13 Daarna gebeurde het volgende. Davids zoon Absalom had een knappe zus die Tamar heette. Amnon, een zoon van een andere vrouw van David, werd verliefd op haar. Hij voelde zich ziek van verliefdheid. Ze was nog niet getrouwd en het was voor Amnon moeilijk haar iets aan te doen. Nu had hij een vriend, die Jonadab heette. Hij was de zoon van Davids broer Simea. Jonadab was een sluwe man. Hij zei tegen Amnon: "Waarom, beste koningszoon, zie je er elke morgen zo bezorgd uit? Wat is er toch?" Amnon antwoordde: "Ik ben verliefd op Tamar, de zus van mijn broer Absalom." Jonadab zei: "Ga naar bed en doe alsof je ziek bent. Je vader zal je komen bezoeken. Zeg dan tegen hem: 'Stuur alstublieft mijn zus Tamar naar mij toe om mij eten te geven. Als ze dan bij mij het eten klaarmaakt, zal ik het eten als ze mij voert.' "

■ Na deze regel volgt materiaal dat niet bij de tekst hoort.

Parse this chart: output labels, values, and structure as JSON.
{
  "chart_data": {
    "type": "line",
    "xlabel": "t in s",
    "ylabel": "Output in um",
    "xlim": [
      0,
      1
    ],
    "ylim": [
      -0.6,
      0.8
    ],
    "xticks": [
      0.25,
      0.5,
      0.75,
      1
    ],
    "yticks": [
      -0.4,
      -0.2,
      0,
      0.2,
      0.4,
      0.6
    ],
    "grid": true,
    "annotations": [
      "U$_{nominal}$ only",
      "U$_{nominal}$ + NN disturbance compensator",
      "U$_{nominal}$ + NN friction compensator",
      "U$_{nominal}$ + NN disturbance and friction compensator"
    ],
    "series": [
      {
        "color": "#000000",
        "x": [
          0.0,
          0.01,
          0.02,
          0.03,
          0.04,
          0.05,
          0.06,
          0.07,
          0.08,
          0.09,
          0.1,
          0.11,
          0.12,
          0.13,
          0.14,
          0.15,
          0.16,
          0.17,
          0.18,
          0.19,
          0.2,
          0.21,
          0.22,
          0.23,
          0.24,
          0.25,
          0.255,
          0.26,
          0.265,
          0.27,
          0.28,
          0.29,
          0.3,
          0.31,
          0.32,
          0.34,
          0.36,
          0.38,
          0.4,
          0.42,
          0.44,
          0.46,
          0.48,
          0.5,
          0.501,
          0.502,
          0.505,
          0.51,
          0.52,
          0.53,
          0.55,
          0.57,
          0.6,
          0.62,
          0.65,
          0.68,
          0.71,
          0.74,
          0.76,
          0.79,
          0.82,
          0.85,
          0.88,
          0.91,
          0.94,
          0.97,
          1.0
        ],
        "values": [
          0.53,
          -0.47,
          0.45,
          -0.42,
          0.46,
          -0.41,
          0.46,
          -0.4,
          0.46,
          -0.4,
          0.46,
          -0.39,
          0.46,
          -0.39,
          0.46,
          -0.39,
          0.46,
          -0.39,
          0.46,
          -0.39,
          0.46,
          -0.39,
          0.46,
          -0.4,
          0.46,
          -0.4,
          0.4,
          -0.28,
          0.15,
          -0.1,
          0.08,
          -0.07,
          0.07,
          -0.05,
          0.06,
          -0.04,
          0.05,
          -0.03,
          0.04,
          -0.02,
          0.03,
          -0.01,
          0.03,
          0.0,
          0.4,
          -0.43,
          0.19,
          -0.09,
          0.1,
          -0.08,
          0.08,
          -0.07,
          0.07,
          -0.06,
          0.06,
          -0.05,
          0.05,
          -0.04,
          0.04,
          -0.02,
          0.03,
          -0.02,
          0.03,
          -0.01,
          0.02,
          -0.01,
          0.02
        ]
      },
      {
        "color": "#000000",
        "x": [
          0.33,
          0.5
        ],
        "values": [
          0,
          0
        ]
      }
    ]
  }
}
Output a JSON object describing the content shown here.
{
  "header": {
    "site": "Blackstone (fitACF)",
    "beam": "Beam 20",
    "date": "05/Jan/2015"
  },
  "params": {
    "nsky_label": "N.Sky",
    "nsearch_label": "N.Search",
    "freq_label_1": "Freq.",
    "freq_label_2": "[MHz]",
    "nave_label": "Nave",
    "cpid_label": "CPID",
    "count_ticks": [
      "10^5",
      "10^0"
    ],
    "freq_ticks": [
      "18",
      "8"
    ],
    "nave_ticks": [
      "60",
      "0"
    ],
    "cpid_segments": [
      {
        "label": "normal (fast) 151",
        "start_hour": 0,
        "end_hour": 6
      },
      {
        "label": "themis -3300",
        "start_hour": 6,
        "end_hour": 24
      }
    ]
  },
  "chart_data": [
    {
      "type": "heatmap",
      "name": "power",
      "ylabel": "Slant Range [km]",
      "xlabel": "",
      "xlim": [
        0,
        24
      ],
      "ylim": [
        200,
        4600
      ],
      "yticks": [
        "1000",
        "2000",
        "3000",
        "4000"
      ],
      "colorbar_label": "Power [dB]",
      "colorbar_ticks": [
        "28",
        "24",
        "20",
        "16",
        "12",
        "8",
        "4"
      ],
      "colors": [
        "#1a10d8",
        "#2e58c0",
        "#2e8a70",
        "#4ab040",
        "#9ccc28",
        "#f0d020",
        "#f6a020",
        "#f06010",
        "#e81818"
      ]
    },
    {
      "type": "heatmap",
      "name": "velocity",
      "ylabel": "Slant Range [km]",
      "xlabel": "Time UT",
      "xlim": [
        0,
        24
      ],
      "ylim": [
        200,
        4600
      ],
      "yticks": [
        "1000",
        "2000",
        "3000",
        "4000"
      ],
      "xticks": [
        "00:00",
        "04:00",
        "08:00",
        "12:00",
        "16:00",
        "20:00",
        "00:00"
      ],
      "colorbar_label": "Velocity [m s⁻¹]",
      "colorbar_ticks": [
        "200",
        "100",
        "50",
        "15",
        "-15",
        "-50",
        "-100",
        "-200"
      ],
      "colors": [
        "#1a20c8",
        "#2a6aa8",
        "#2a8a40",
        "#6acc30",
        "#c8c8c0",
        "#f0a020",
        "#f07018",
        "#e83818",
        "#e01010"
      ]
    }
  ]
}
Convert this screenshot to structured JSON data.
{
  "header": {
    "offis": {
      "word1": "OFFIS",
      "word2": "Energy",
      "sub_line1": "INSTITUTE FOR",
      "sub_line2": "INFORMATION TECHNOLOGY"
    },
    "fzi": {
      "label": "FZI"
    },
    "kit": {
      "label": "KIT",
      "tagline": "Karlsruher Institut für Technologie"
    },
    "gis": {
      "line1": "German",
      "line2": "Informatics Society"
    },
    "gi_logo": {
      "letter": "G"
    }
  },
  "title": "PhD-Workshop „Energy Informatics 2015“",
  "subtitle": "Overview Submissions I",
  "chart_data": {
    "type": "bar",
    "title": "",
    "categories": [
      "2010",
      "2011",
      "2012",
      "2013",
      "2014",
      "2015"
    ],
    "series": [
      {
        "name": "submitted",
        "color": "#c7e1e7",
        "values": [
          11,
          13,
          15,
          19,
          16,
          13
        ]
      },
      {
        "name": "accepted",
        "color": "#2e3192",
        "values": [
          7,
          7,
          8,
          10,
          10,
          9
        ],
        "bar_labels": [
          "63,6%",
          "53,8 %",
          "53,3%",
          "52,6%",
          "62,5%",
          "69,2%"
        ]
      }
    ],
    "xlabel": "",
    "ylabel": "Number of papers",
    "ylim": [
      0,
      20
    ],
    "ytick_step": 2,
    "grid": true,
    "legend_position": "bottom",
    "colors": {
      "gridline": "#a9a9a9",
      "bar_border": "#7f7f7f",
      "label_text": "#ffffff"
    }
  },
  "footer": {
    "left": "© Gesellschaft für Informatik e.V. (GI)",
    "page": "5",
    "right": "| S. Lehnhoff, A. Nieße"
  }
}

Amnon ging in bed liggen en deed alsof hij ziek was. De koning kwam hem opzoeken. En Amnon zei tegen hem: "Stuur alstublieft mijn zus Tamar hierheen om voor mij hier een paar koeken te bakken en mij die te voeren." David stuurde Tamar in het paleis de boodschap: "Ga naar het huis van je broer Amnon en maak eten voor hem klaar." Tamar ging naar Amnon, die in bed lag. Terwijl hij toekeek, kneedde ze deeg, maakte er koeken van en bakte die. Toen zette ze het eten voor hem neer. Maar Amnon wilde niet eten. Hij stuurde iedereen de kamer uit. 10 Daarna zei Amnon tegen Tamar: "Breng mij het eten hier in de slaapkamer. Dan kun je mij voeren." Tamar bracht de koeken die ze had klaargemaakt naar haar broer Amnon in zijn slaapkamer. 11 Toen ze hem het eten aangaf, greep hij haar vast en zei tegen haar: "Kom bij me in bed." 12 Maar ze zei tegen hem: "Nee, blijf van me af! Zoiets doe je niet in Israël. 13 Doe me dat niet aan, want iedereen zal me nakijken. Ik zal te schande staan. En alle Israëlieten zullen jou een dwaas noemen. Ga alsjeblieft naar de koning en vraag hem of je met me mag trouwen. Ik weet zeker dat hij het goed zal vinden." 14 Maar hij wilde niet naar haar luisteren. Hij verkrachtte haar, want hij was sterker dan zij.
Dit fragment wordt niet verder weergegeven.